When adding new module or function, you have to decide where to put it. Typical locations of new modules and functions are the following:

  • objax/functional contains various stateless functions (non-modules) which are used in machine learning. For example: loss functions, activations, stateless ops.

  • objax/io contains routines for model saving and loading.

  • objax/nn contains layers, which serve as building blocks for neural network. It also contains initializes for layer parameters.

  • objax/optimizer contains optimizers.

  • objax/privacy contains code for privacy-preserving training of neural networks.

  • objax/random contains routines for random number generation.

  • objax/zoo is a “model zoo” of various well-known neural network architectures.

When writing code we follow PEP8 style guide with the following two exceptions:

  • We maximum line length to 120 characters.

  • We allow to assign lambda, e.g. f = lambda x: x

  • In addition we recommend trying to keep APIs ordered alphabetically when feasible within source code files.

Note: Remember to add your new APIs in __all__ variable (also ordered alphabetically) at the top of the file to make them visible.

Script ./tests/run_linter.sh automatically checks majority of code style violations. PyCharm code formatter could be used to automatically reformat code.

Writing unit tests

Unit tests are required for most code changes and new code of Objax library. However tests are not required for examples.

All unit tests are placed into tests directory. They are grouped into different files based on what they are testing. For example tests/conv.py contains unit tests for convolution modules.

We use Python unittest module for tests.

Writing documentation

Documentation for specific APIs is written inside docstrings within the code (example for Conv2D).

Other documentation is stored in docs subdirectory of Objax repository. It uses reST as a markup language, and Sphinx automatically generates documentation for objax.readthedocs.io.

Docstrings

All public facing classes, functions and class methods should have a short docstring describing what they are doing. Functions and methods should also have a description of their arguments and return value.

To keep code easy to read, we recommend to write short and concise docstrings:

  • Try to keep description of classes and functions with 1-5 lines.

  • Try to fit description of each argument of each function within 1-2 lines.

  • Avoid putting examples or long descriptions into docstrings, those should go into reST docs.

Here is an example of how to write docstring for a function:

def cross_entropy_logits(logits: JaxArray, labels: JaxArray) -> JaxArray:
    """Computes the cross-entropy loss.

    Args:
        logits: (batch, #class) tensor of logits.
        labels: (batch, #class) tensor of label probabilities (e.g. labels.sum(axis=1) must be 1)

    Returns:
        (batch,) tensor of the cross-entropies for each entry.
    """
    return logsumexp(logits, axis=1) - (logits * labels).sum(1)

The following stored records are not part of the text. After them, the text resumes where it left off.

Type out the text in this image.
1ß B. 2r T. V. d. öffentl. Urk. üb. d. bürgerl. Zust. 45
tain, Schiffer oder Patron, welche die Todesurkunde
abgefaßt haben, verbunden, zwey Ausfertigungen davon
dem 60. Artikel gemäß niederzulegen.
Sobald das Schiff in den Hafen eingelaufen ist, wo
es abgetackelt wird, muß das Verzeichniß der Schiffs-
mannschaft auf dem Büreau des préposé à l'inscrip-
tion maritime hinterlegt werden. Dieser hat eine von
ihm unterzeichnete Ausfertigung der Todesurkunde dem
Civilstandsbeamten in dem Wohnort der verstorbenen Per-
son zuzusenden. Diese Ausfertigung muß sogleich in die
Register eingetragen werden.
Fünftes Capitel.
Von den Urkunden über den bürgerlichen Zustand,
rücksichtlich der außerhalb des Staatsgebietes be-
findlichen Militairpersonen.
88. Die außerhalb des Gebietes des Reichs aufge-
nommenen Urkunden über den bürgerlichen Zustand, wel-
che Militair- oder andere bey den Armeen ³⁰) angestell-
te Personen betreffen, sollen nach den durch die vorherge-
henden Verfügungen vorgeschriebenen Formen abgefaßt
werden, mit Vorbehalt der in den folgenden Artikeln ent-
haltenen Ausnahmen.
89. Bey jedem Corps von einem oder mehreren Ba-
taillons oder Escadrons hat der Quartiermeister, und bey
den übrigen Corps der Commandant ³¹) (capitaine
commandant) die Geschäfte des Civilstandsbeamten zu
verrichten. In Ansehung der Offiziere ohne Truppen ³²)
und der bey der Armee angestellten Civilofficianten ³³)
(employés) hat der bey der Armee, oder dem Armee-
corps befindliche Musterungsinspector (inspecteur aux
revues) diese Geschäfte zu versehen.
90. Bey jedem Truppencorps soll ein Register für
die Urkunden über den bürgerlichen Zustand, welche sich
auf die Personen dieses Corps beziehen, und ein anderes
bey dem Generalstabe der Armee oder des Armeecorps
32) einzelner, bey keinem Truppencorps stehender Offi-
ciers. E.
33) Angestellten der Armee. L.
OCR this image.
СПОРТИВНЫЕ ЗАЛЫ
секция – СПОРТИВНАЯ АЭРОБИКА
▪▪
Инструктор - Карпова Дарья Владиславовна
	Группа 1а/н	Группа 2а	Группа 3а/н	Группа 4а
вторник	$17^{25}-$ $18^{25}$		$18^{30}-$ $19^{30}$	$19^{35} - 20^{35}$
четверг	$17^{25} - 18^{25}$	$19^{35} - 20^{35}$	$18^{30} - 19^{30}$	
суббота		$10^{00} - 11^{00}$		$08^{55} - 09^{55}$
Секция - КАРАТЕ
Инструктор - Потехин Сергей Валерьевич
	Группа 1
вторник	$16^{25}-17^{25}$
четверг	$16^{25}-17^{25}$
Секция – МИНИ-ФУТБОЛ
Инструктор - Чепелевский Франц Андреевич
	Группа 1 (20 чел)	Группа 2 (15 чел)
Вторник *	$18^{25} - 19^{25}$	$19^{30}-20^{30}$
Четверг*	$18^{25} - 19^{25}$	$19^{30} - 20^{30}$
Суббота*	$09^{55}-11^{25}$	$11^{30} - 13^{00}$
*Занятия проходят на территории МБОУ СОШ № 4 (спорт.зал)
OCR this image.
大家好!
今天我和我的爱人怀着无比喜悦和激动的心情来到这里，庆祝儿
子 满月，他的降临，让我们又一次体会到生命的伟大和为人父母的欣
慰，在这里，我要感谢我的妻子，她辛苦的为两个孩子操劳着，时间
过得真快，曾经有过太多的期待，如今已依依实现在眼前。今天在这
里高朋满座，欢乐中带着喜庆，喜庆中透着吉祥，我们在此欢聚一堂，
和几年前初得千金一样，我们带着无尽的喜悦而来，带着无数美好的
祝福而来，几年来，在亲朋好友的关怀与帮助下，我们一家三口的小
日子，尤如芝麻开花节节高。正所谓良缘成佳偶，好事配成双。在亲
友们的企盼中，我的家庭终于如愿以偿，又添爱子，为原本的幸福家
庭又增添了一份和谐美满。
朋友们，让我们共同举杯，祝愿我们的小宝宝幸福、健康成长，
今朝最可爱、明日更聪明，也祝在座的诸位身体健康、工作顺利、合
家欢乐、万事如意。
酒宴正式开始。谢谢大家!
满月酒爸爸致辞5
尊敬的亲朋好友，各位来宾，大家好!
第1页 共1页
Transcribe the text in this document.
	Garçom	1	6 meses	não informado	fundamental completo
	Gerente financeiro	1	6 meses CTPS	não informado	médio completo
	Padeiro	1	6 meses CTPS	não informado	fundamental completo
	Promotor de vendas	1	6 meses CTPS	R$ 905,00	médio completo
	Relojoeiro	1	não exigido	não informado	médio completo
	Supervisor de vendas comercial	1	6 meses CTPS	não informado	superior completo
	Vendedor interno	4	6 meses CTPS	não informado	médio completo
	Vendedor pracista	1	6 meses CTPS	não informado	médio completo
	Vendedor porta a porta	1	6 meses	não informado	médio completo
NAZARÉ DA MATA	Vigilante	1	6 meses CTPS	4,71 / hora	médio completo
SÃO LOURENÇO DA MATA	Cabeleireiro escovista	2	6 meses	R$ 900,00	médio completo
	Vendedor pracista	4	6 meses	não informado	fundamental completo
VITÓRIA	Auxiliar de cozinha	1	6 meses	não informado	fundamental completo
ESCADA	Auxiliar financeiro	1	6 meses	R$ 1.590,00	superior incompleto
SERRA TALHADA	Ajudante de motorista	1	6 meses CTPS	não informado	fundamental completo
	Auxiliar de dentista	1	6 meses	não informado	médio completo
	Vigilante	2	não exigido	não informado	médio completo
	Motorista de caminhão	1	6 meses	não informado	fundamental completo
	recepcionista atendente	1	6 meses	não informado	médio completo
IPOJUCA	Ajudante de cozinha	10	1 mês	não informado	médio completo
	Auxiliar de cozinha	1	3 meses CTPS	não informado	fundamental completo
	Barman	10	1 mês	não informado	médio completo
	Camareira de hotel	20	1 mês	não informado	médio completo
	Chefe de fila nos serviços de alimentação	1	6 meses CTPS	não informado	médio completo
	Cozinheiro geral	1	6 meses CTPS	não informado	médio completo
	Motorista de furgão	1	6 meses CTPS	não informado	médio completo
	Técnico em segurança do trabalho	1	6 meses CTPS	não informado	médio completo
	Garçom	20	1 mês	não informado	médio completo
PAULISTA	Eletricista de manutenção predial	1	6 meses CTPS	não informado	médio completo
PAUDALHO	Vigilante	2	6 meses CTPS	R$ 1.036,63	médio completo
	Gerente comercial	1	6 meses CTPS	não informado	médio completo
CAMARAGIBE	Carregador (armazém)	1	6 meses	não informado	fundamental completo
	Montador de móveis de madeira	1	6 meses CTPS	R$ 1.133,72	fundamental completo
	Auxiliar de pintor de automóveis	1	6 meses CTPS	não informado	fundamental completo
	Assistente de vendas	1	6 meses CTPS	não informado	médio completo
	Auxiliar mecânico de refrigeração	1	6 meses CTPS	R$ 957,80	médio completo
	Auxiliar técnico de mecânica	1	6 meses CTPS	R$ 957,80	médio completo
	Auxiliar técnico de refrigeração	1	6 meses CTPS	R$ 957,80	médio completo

If you are only updating existing docstrings these changes will be automatically reflected in objax.readthedocs.io after pull request is merged into repository. When adding docstrings for new classes and functions, you also may need to update reST files as described below.

reST documentation

Updates of reST files are required either when new APIs are added (new function, new module) or when other (non API) documentation is needed.

Most of the API documentation is located in docs/source/objax They are grouped into different .rst files by the name of python package, for example docs/source/objax/nn.rst contains documentation for objax.nn package.

To add new class or function, you typically need to add name of the class or function into autosummary section and add autoclass or autofunction section for new class/function. Here is an example of changes which are needed to add documentation for Conv2D module:

.. autosummary::

  ...
  Conv2D
  ...

...

.. autoclass:: Conv2D
    :members:

    Additional documentation (non-docstrings) for Conv2D goes here.

For reference about reST syntax, refer to reST documentation or cheat sheet.